Dacien_de_chenot
« Remporter 100 victoires après 100 batailles nest pas le plus habile.
Le plus habile consiste à vaincre sans combat. »*
Le pas était lourd mais l'envie était grande, bien que mobilisées depuis deux mois, le moral des Lames ne s'en trouvait pas le moins du monde écorné lorsqu'ils installèrent un campement de fortune aux pieds de la capitale savoyarde. Quelques tentes furent dressées à la hâte, les tours de garde instaurés. La frustration du combat qui n'avait pas eu lieu faute d'ennemis, avait laissé place à la liesse devant Chambéry libérée, liesse toutefois contenue en raison de l'attaque de Luxeuil par les réformés lorrains qui en tenaient le siège.
Le temps était à l'orage en ce mercredi 10 juin 1463, en témoignaient les brumes qui restaient accrochées au sommet du mont Granier jusqu'au massif des Bauges. Sans doute pleuvrait-il avant la fin du jour. Bah ! Le savoyard songea qu'il serait ainsi plus aisé pour ses pisteurs de suivre les traces laissées par les français qui avaient fui probablement en direction du Lyonnais Dauphiné. La température avait quelque peu baissé mais c'était au profit d'un temps lourd et pesant, saturé d'humidité qui agaçait les chevaux et épuisait les hommes.
Peu de français étaient restés à Chambéry. Deux ou trois blessés qui attendaient probablement de recupérer suffisamment de forces pour rejoindre le Memento ou tout au moins les armées royalistes encore mobilisées le long des frontières de Franche Comté et de Lorraine.
Depuis qu'ils avaient quitté Dole, rares avaient été les jours où ils avaient pu profiter d'un peu de répit et d'un repas chaud. Leurs réserves étant suffisantes pour tenir un siège, ils allaient pouvoir se permettre de faire bombance en ce jour d'hui.
Estimant la précaution inutile, le Ténébreux se débarrassa de son armure, ne conservant qu'une cotte de mailles sous sa chemise de lin avant de parcourir le camp à la recherche d'Ava, que le sergent Adelheid lui avait dit enrôler à Belley mais qu'il n'avait eu encore l'heur de croiser. La jeune fille lui avait vanté, par courrier, ses qualités de cuisinière et il était grand temps qu'elle en témoigne.
Chacune des armées impériales avait planté ses oriflammes pour regrouper les hommes, l'or de la "Knochenjäger" du Général Rilana, côtoyait le brun de l'armée "1. badisches Banner" conduite par le Général Markart, quant aux Lames, faute d'armée portant leurs propres couleurs, elles avaient rallié l'étendard de gueules du Général Advokat qui menait la "viribus unitis". Mini, blessée lors des premiers combats, avait dû céder le commandement de la "E Capoë" à l'un de ses seconds, mais c'est bien à elle que revenait les honneurs de cette défense prodigieuse. A elle et à tous les savoyards, du plus humble au plus titré, dont le sergent Dody, tout nouveau sergent de l'Ordre des Lames qui avait vaillamment uni son bras à tous ceux qui s'étaient levés pour combattre lignominieuse ingérence du Royaume de France.

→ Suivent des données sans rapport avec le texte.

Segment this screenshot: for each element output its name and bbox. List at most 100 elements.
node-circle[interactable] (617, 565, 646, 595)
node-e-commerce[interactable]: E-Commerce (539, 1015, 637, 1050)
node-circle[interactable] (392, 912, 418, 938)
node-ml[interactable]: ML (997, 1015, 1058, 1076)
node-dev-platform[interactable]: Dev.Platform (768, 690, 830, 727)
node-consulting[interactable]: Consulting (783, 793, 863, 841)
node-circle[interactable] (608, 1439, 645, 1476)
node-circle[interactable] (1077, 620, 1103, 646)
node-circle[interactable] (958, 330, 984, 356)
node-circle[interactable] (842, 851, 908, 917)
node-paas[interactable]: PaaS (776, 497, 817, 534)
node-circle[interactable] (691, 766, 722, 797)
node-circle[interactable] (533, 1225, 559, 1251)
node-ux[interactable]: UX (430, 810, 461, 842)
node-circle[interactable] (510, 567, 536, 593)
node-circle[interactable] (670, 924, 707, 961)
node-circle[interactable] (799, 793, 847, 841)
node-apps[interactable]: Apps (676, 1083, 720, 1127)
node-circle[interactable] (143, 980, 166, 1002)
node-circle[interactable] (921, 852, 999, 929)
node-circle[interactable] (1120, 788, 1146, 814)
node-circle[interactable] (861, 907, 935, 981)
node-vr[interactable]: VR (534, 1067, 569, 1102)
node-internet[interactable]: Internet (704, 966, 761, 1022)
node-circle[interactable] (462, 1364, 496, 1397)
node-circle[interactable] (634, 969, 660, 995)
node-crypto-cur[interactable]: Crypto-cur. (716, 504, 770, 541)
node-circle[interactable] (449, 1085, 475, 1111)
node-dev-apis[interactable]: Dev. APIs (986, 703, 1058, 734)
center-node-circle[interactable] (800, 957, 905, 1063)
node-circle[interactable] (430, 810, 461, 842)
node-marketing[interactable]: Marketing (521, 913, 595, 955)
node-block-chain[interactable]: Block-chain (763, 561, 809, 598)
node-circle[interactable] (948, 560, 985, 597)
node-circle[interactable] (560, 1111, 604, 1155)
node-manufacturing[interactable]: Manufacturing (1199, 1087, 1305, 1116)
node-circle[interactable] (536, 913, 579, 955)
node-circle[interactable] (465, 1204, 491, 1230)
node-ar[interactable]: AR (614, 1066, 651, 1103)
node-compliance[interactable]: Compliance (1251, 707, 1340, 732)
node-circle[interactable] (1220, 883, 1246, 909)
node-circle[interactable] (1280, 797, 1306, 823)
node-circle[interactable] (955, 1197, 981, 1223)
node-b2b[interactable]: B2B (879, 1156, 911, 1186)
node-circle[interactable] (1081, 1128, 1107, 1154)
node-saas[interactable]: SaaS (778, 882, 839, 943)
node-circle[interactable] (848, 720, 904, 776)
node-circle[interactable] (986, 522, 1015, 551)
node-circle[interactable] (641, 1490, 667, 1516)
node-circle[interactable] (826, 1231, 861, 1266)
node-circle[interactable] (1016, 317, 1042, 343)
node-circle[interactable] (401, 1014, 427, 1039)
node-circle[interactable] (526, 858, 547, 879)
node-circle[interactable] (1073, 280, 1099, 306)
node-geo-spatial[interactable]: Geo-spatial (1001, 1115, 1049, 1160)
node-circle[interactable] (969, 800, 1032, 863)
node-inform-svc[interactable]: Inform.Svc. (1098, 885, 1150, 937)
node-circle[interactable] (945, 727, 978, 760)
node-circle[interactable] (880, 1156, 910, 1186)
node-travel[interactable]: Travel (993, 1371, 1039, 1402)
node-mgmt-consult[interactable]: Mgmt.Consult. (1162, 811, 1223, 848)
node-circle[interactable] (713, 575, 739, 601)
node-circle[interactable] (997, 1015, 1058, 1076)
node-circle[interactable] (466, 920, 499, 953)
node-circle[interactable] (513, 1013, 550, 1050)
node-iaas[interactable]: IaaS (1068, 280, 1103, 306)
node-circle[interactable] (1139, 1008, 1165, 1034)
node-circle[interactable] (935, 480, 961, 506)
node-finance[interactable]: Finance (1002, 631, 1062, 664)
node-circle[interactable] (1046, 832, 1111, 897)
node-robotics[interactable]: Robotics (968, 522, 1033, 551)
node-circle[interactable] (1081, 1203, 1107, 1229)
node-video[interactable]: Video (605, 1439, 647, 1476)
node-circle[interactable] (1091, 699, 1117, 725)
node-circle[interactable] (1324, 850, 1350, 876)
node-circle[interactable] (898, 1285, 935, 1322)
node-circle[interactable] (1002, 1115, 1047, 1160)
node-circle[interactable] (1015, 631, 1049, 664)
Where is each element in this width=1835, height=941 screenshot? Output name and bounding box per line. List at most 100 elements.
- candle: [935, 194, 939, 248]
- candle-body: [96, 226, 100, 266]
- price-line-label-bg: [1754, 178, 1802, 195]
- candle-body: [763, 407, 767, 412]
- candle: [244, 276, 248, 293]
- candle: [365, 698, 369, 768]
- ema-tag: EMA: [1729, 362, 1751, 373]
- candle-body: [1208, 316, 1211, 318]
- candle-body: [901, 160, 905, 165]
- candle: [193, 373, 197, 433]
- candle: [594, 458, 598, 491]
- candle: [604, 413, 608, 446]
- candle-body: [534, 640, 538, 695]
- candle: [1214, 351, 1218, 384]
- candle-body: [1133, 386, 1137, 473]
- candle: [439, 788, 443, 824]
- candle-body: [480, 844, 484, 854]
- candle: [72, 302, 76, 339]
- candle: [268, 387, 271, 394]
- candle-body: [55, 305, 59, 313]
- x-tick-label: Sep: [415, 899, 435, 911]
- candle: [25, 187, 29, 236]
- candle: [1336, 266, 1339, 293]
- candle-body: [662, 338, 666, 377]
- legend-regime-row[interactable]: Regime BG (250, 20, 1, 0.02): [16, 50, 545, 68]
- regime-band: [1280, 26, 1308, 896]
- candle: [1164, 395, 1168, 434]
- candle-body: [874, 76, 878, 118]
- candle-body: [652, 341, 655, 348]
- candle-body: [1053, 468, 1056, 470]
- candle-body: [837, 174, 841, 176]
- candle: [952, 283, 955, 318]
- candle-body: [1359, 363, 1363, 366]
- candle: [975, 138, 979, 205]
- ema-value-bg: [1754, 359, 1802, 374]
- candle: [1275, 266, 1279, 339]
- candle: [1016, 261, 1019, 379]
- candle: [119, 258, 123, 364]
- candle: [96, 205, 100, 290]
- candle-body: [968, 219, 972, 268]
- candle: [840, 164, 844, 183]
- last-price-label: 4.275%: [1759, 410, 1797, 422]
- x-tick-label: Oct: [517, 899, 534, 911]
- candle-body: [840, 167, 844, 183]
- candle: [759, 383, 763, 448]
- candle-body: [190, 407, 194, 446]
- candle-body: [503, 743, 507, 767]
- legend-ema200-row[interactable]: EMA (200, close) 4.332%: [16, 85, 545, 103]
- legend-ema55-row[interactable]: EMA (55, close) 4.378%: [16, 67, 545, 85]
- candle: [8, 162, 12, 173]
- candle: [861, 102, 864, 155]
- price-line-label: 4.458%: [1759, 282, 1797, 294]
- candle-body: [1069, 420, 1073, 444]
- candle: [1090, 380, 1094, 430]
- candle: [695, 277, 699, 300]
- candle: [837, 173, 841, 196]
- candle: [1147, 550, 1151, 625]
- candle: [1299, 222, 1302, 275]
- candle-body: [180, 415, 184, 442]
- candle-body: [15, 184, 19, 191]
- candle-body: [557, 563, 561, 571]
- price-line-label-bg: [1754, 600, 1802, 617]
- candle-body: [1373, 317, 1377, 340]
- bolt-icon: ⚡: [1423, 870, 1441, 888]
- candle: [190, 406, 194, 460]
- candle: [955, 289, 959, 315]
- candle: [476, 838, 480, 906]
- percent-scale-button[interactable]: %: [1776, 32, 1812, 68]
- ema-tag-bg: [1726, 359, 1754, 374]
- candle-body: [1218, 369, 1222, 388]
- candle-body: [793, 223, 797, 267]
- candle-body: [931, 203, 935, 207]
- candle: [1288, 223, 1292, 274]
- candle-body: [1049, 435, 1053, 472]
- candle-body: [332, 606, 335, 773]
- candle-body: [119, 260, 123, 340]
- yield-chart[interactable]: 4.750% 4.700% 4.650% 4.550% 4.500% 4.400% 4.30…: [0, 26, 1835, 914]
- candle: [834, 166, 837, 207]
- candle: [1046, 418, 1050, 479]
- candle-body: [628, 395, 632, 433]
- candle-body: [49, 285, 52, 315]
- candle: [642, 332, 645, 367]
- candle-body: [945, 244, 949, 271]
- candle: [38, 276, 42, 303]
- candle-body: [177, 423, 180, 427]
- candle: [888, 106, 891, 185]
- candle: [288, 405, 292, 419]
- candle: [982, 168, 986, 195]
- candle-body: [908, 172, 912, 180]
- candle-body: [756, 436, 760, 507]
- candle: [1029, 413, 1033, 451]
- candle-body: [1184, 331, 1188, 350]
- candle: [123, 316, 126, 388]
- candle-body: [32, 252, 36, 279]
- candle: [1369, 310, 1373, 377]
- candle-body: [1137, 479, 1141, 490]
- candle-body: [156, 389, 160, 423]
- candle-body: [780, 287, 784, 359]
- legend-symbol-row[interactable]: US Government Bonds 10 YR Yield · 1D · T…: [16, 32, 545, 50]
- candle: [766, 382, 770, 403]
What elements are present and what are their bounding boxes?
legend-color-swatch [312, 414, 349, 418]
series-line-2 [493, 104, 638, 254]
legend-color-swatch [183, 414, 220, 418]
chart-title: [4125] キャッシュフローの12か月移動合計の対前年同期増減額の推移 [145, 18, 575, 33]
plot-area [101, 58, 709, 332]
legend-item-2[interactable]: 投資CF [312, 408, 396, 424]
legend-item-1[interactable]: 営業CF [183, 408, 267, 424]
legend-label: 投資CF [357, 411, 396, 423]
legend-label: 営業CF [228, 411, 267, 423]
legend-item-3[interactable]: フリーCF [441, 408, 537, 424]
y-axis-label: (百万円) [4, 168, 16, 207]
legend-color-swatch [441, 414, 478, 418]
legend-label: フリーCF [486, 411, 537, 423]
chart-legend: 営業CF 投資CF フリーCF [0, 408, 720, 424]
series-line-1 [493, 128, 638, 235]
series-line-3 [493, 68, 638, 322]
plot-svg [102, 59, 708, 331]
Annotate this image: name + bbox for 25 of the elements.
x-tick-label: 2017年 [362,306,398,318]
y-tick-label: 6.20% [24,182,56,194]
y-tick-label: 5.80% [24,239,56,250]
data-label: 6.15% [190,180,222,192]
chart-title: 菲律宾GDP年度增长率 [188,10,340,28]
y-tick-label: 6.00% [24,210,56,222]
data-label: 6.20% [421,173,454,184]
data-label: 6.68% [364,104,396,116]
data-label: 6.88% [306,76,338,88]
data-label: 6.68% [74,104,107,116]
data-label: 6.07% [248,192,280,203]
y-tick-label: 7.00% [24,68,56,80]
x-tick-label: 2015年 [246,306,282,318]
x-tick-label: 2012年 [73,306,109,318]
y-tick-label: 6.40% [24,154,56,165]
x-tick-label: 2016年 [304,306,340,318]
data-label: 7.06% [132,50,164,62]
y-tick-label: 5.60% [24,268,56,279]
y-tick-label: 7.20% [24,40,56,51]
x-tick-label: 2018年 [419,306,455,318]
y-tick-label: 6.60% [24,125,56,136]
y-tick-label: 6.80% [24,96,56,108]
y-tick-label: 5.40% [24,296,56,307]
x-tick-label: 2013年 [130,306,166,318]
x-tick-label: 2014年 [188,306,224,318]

Un instant il leva les yeux pour observer les remparts. Ils avaient peu souffert du siège sans doute en raison de leur construction récente à moins qu'ils ne le doivent qu'à la maladresse française... l'Histoire n'en retiendrait pas les raisons, mais force était de constater qu'ils avaient tenu bon et que les savoyards n'avaient pas démérité, protégeant farouchement leur capitale des prétentions françaises.
Ainsi donc, tout comme à Dole, Carmin avait échoué à prendre la ville. Un sourire satisfait releva le coin de ses lèvres. Il étira sa longue carcasse et fit rouler sa tête pour dénouer ses trapèzes tendus. Plusieurs jours de chevauchée avaient raidi le moindre de ses muscles. Ce soir il se paierait le luxe d'un grand baquet d'eau chaude et de mains expertes à le remettre en état, mais pour l'heure il avait à faire.